Искры… искры… Что ж они могут значить-то? Ну вот… Да… Говорили они накануне о пожаре… Что подожгут… Не это ли? Не так ли надо понять?
– Ну и сон мне сегодня приснился! Идиотский, страшный сон, – выговорила она неожиданно для самой себя.
– Полнолуние, – откликнулась Афанасия. – Всегда какой-нибудь кошмар навестит.
– Позвольте я расскажу, – продолжала Елена. – Говорят, если расскажешь, не сбудется. Тут и сбываться-то, собственно, нечему… Но меня тревога не оставляет.
Елена Михайловна принялась рассказывать, перебарывая смущение, но стараясь быть предельно точной.
– И вот представьте, вы мне и говорите, мол, да, я родила его от кота! Мол, от кого еще рожать здесь! И что, мол, такого? Рос нормально, а в тринадцать лет проявилось! Стал оборотнем! И потом все чаем меня поили. Мятным. А я еще думала, что да – от кого тут рожать? И хорошо, что Доменик так ночами превращается. Чтоб хоть чем-то нижних отпугивать. А то что ж? Никакой охраны, никакой сигнализации.
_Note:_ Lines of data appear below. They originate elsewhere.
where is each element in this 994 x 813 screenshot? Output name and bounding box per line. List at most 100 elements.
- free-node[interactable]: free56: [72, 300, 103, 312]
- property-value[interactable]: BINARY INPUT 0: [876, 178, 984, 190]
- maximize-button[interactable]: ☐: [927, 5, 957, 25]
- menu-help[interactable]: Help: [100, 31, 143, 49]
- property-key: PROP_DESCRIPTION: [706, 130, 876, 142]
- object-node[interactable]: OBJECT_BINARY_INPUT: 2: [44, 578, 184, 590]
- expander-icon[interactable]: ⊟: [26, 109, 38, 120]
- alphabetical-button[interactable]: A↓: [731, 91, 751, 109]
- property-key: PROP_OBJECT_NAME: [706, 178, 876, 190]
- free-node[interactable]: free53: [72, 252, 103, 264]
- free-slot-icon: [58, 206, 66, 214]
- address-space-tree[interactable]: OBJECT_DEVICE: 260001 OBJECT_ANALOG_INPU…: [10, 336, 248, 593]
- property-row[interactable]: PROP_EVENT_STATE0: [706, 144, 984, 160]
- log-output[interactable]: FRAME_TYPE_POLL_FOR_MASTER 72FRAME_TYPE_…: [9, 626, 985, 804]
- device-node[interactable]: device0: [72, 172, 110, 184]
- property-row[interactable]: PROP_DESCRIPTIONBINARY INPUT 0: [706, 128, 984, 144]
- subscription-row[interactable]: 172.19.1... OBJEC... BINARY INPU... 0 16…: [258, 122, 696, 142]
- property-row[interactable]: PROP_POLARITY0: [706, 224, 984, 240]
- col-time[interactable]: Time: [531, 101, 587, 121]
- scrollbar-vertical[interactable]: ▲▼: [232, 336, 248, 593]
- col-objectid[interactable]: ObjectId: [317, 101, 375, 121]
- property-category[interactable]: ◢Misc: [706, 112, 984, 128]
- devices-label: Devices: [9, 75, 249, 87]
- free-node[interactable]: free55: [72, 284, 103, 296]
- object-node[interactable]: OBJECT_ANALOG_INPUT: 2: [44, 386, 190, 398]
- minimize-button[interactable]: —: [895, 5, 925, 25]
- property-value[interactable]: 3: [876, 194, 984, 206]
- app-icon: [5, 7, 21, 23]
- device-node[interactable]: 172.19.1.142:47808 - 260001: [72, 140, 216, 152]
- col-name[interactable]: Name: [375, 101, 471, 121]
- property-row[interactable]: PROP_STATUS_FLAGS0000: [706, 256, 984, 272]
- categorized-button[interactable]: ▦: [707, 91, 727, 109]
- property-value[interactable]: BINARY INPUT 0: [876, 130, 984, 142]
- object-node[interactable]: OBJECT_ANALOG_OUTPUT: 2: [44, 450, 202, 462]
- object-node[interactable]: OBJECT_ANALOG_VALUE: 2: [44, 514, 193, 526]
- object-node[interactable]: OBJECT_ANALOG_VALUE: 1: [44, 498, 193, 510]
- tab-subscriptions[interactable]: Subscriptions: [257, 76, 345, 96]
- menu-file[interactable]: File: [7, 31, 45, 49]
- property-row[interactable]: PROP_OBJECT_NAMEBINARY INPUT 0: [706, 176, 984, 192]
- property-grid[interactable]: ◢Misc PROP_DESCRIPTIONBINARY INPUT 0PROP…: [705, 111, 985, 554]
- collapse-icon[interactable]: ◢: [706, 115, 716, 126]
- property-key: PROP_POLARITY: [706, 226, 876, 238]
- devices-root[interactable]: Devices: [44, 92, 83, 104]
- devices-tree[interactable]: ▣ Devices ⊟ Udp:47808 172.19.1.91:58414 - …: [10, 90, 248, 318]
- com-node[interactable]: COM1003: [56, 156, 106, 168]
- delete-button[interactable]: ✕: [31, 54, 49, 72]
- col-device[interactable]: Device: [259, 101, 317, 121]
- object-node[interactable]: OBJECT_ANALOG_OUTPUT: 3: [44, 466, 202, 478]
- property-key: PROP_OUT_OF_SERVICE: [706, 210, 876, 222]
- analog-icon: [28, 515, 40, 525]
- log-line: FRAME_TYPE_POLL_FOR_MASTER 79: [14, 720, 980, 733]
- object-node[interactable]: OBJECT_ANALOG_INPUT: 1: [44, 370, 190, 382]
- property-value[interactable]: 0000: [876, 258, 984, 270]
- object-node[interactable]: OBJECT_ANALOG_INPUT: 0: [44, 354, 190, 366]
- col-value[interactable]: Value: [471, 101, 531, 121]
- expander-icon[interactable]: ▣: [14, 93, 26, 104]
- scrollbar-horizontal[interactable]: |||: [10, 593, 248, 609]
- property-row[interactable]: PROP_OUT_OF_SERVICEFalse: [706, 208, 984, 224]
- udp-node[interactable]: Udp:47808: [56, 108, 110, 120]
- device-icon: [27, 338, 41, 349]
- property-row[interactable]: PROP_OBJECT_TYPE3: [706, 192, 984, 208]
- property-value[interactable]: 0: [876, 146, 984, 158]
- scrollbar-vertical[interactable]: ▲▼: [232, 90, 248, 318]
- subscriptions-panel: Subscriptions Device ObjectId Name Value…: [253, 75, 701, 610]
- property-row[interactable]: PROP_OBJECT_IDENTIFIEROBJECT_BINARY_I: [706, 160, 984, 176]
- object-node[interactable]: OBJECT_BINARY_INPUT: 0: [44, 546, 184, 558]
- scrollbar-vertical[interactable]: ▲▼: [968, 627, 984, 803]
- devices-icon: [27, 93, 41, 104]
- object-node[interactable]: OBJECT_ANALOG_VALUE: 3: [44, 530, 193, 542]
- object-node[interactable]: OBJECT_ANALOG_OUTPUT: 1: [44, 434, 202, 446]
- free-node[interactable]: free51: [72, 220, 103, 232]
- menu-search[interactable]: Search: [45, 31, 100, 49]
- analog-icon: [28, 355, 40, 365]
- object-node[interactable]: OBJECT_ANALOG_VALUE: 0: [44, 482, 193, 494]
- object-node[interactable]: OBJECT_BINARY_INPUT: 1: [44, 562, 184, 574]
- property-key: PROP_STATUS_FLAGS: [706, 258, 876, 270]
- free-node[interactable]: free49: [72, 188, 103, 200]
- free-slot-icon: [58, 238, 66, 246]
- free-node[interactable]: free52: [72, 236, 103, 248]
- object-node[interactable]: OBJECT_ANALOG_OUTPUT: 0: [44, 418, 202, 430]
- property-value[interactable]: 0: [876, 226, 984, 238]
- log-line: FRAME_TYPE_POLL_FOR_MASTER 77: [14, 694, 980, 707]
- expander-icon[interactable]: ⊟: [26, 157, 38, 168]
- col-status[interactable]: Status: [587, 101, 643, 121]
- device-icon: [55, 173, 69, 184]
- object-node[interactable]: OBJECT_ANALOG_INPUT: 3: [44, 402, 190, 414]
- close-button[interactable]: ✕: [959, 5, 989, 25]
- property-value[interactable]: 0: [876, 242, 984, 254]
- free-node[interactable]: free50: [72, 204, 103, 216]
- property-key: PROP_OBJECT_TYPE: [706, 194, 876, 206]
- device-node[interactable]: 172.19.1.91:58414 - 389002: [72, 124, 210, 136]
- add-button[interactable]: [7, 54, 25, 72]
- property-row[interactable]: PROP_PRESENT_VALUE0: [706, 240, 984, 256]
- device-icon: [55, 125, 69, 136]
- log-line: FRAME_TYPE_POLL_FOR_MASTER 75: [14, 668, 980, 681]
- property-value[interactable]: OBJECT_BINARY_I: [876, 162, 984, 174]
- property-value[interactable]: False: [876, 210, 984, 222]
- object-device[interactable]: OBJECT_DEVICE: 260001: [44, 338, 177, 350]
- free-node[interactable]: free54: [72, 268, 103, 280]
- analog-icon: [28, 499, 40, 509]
– От кота, – повторил Доменик и засмеялся тонким кошачьим смехом.
– Вещий сон, – тоже смеясь, подтвердила Афанасия. – Точно вещий. На удивление. Ведь отца моего ребенка звали в семье Кот, Котик… С детства имя осталось. Так что воистину: от Кота!
– Нет, вы смотрите, что творится! – поразилась Елена. – Значит, совсем непростой сон! Значит, надо думать дальше…
– Кот мой, где ты, дорогой? – вздохнула, не слушая ее, хозяйка. – Да, все правда. И не от кого тут было рожать. И все свершилось там… А потом он погиб… Молодой, полный сил. Автомобиль… И остались мы одни…
– Это удивительное, невозможное совпадение. Это предупреждающий сон! Я уверена. Послушайте! Послушайте… У нас это семейное. Если случаются такие сны, надо думать… Кому-то грозит опасность…
– Да тут и думать не надо, – произнесла Афанасия жестко, – совершенно ясно насчет опасности. Иначе разве бы мы писали? Умоляли бы приехать? Музею опасность грозит. Ну и, стало быть, нам вместе с ним.
– Я думаю, в опасности Доменик. Музей – безусловно. Возможен поджог. Но что-то еще случится именно с Домеником. Давайте подумаем. Прямо сейчас, – уверенно и настойчиво сказала Елена Михайловна.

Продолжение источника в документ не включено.